Abstract

Tumour physiology presents a formidable barrier to the delivery of current and emerging anticancer therapeutics, including small-molecule-containing nanomedicines, oncolytic viruses, and therapeutic antibodies. The thermal and mechanical effects produced by ultrasound have a major role to play in enabling therapeutics to overcome the elevated intratumoural pressure, sparse vascularity and dense extracellular matrix encountered in the majority of solid tumours, in order to achieve better intratumoural distribution and therapeutic efficacy. We will start with a brief presentation of the results and lessons learned from the first-in-man trial of remotely activated oncological drug delivery (TarDox, Lancet Oncology 2018), which exploited the thermal effects of extracorporeal ultrasound in order to trigger the release of a small molecule from thermosensitive liposomes. The 10-patient Phase I study demonstrated a significant enhancement (3.7-fold) in the intratumoural dose of doxorubicin in liver tumours following ultrasound for the same systemic dose of the drug, with subsequent radiological response observed in several tumour types that do not typically respond to doxorubicin. We will then present a novel technique exploiting a mechanical effect of ultrasound, known as acoustic cavitation, to enable convective transport and delivery of therapeutics in solid tumours.

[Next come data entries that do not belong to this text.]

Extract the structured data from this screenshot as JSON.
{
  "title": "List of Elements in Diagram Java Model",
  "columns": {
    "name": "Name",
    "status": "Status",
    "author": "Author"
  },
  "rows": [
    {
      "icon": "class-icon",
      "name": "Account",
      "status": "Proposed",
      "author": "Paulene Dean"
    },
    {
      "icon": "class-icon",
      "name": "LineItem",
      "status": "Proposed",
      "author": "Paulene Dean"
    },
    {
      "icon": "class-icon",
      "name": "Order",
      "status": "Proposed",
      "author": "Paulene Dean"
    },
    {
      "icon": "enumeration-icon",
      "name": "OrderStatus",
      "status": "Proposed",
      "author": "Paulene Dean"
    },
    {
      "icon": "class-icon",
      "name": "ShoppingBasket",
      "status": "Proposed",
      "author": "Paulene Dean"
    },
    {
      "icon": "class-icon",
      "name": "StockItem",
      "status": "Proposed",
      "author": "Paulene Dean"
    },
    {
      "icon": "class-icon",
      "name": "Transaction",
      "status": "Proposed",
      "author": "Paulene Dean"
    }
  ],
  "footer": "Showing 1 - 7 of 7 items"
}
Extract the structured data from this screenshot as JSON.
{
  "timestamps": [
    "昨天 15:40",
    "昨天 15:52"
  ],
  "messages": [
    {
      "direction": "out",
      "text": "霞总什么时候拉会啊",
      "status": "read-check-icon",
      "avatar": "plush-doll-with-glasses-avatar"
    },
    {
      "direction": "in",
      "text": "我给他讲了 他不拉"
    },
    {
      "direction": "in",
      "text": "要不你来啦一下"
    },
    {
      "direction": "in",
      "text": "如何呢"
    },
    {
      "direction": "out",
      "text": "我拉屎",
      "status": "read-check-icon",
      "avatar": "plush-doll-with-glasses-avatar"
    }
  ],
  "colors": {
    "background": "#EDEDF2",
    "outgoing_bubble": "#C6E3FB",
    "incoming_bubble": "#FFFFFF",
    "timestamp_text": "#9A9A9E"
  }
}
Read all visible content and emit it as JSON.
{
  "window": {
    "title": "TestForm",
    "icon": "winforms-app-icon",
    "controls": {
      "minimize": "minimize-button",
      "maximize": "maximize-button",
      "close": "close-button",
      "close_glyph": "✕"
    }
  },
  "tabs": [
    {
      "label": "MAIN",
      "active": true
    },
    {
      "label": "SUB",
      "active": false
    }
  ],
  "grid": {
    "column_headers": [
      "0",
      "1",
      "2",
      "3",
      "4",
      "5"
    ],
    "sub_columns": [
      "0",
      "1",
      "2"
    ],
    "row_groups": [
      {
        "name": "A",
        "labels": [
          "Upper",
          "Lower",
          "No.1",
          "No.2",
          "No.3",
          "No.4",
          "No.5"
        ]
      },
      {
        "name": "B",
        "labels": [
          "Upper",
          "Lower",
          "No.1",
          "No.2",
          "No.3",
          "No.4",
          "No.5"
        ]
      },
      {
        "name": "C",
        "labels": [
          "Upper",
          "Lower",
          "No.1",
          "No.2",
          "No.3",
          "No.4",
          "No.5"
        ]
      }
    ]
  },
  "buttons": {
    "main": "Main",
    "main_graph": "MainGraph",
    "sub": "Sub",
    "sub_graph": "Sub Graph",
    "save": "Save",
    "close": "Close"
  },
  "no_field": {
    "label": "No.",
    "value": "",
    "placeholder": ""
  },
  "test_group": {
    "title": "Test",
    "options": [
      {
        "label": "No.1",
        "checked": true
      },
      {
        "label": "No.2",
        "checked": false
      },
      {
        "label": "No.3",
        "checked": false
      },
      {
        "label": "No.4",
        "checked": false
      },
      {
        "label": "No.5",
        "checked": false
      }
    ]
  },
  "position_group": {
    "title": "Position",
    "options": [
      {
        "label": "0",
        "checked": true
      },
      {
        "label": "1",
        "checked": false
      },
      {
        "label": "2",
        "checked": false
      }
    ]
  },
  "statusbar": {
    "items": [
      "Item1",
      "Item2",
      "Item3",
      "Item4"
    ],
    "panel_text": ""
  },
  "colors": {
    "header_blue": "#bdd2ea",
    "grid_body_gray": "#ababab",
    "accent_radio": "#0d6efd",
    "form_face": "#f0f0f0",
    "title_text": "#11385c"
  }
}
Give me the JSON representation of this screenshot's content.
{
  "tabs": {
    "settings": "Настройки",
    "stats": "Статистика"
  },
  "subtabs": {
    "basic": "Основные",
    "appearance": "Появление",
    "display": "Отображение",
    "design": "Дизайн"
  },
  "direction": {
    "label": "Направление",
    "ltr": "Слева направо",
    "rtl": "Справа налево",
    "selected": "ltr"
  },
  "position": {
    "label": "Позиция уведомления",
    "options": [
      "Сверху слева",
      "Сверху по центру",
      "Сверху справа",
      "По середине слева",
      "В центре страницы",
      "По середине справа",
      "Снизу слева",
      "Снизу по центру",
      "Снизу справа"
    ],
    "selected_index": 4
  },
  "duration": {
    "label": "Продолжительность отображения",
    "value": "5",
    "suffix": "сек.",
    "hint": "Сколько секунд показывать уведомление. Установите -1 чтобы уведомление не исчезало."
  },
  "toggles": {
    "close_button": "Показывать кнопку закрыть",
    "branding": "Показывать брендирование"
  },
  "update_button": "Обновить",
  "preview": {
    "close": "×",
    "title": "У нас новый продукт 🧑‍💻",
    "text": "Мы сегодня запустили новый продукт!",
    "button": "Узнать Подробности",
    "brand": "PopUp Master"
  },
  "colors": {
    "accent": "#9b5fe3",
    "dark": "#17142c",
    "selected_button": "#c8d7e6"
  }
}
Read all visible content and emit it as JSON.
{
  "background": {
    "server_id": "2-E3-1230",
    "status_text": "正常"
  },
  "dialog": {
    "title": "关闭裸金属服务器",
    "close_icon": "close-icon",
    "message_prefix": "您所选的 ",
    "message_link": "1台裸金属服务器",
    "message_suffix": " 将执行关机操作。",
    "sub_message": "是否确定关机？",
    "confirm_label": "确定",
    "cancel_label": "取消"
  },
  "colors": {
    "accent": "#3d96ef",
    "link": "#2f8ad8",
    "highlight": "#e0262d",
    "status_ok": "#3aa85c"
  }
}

This approach presents the additional benefit of not requiring modification or encapsulation of the drug and the use of lower-intensity ultrasound delivered from a portable device. Sub-micron cavitation-inducing particles co-administered with oncolytic viruses, antibody-drug conjugates or checkpoint inhibitors (aPDL1, aPD1) have been shown to increase both the penetration and total dose delivered to tumours, and to significantly enhance the therapeutic efficacy of these emerging therapeutics even at a reduced systemic dose. Most recently, we found that the combination of drug and cavitation was critical in producing sustained innate and adaptive immune responses.